Of course, Waymo’s accusation is only one side of the story. When IEEE Spectrum asked Uber several weeks ago whether it or Otto had licensed any intellectual property from Waymo, or if its technology was all developed in-house, Uber made no comment. But Anthony Levandowski, the talented but maverick engineer whom Waymo accused of downloading a massive trove of technical data before his departure, said in an interview last year: “I want to be supersensitive of protecting the confidentiality of Google’s information.”

Uber is no doubt already poring over its own, smaller trove of patents to find some that Waymo may be infringing upon

Waymo is also coy about naming the other former employees who have since moved to Uber. The lawsuit says that a supply chain manager downloaded confidential manufacturing information and an engineer downloaded proprietary research data, but it stops short of either naming them or accusing them of wrongdoing. IEEE Spectrum has identified one of the individuals, but the person did not respond to a request for comment.

“It’s possible that Waymo is not confident that the employees have violated trade-secret law and they’re afraid of some countersuit if they prematurely put those names into a public complaint,” says Gomulkiewicz. He thinks that Waymo might not even be counting on the case ever going to trial: “Sometimes the end game is to engage with the company and work out some kind of cross-license or even a license for the trade-secret information.”

A straight-up licensing deal could be very profitable for a young company like Waymo, which only recently spun out from Alphabet. But Uber is no doubt already poring over its own, smaller trove of patents to find some that Waymo may be infringing upon.

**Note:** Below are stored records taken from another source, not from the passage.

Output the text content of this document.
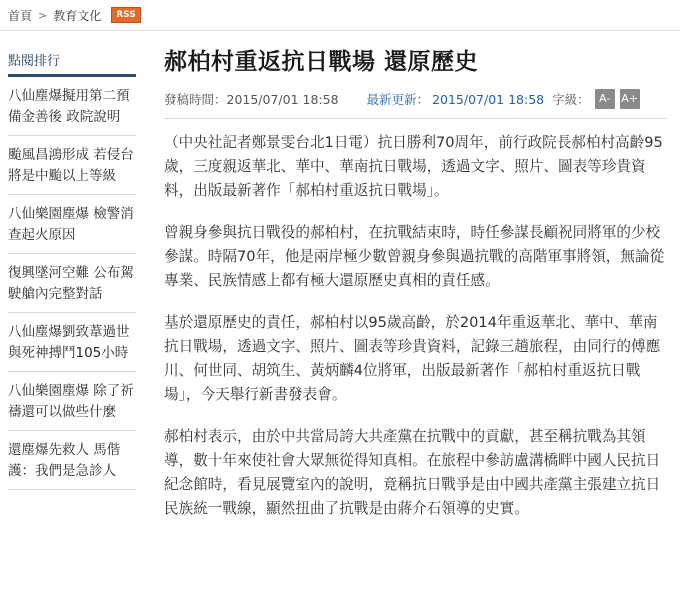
首頁 > 教育文化	RSS
點閱排行
八仙塵爆擬用第二預備金善後 政院說明
颱風昌鴻形成 若侵台將是中颱以上等級
八仙樂園塵爆 檢警消查起火原因
復興墜河空難 公布駕駛艙內完整對話
八仙塵爆劉致葦過世 與死神搏鬥105小時
八仙樂園塵爆 除了祈禱還可以做些什麼
還塵爆先救人 馬偕護：我們是急診人
郝柏村重返抗日戰場 還原歷史
發稿時間：2015/07/01 18:58 最新更新： 2015/07/01 18:58 字級： A-	A+

（中央社記者鄭景雯台北1日電）抗日勝利70周年，前行政院長郝柏村高齡95歲，三度親返華北、華中、華南抗日戰場，透過文字、照片、圖表等珍貴資料，出版最新著作「郝柏村重返抗日戰場」。

曾親身參與抗日戰役的郝柏村，在抗戰結束時，時任參謀長顧祝同將軍的少校參謀。時隔70年，他是兩岸極少數曾親身參與過抗戰的高階軍事將領，無論從專業、民族情感上都有極大還原歷史真相的責任感。

基於還原歷史的責任，郝柏村以95歲高齡，於2014年重返華北、華中、華南抗日戰場，透過文字、照片、圖表等珍貴資料，記錄三趟旅程，由同行的傅應川、何世同、胡筑生、黃炳麟4位將軍，出版最新著作「郝柏村重返抗日戰場」，今天舉行新書發表會。

郝柏村表示，由於中共當局誇大共產黨在抗戰中的貢獻，甚至稱抗戰為其領導，數十年來使社會大眾無從得知真相。在旅程中參訪盧溝橋畔中國人民抗日紀念館時，看見展覽室內的說明，竟稱抗日戰爭是由中國共產黨主張建立抗日民族統一戰線，顯然扭曲了抗戰是由蔣介石領導的史實。
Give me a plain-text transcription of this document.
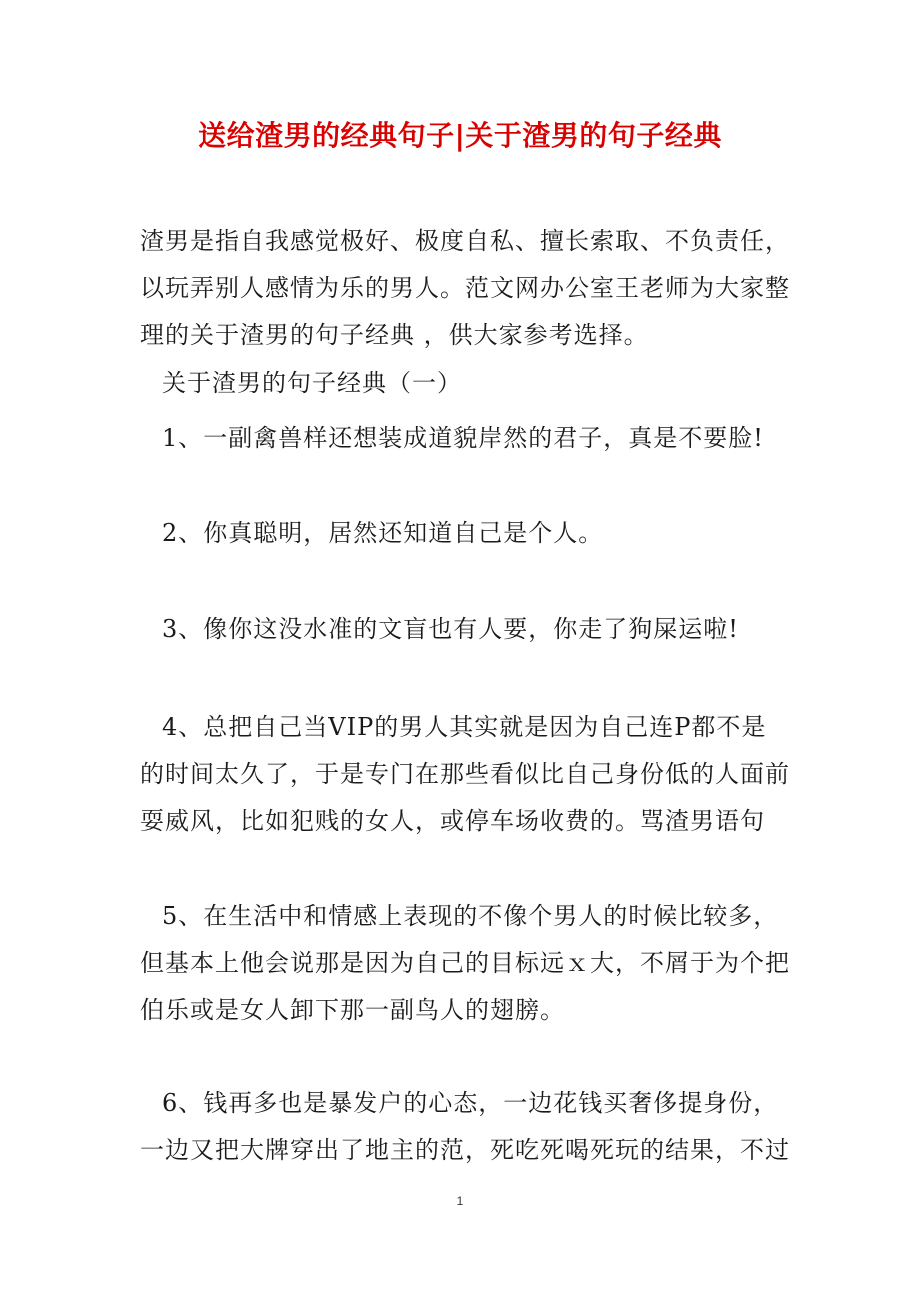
送给渣男的经典句子|关于渣男的句子经典
渣男是指自我感觉极好、极度自私、擅长索取、不负责任，
以玩弄别人感情为乐的男人。范文网办公室王老师为大家整
理的关于渣男的句子经典 ，供大家参考选择。
关于渣男的句子经典（一）
1、一副禽兽样还想装成道貌岸然的君子，真是不要脸!
2、你真聪明，居然还知道自己是个人。
3、像你这没水准的文盲也有人要，你走了狗屎运啦!
4、总把自己当VIP的男人其实就是因为自己连P都不是
的时间太久了，于是专门在那些看似比自己身份低的人面前
耍威风，比如犯贱的女人，或停车场收费的。骂渣男语句
5、在生活中和情感上表现的不像个男人的时候比较多，
但基本上他会说那是因为自己的目标远ｘ大，不屑于为个把
伯乐或是女人卸下那一副鸟人的翅膀。
6、钱再多也是暴发户的心态，一边花钱买奢侈提身份，
一边又把大牌穿出了地主的范，死吃死喝死玩的结果，不过
1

Ultimately, Waymo’s decision to weaponize its intellectual property could affect vulnerable self-driving startups much more than Uber, a multinational behemoth valued at over US $60 billion. “Companies will discover that trivial yet essential parts of automated driving have already been patented,” Walker-Smith said in an email. “Google’s patent for driving on the left side of the lane when passing a truck comes to mind. These kind of patents could stop startups without a large defensive patent portfolio from even entering the field.”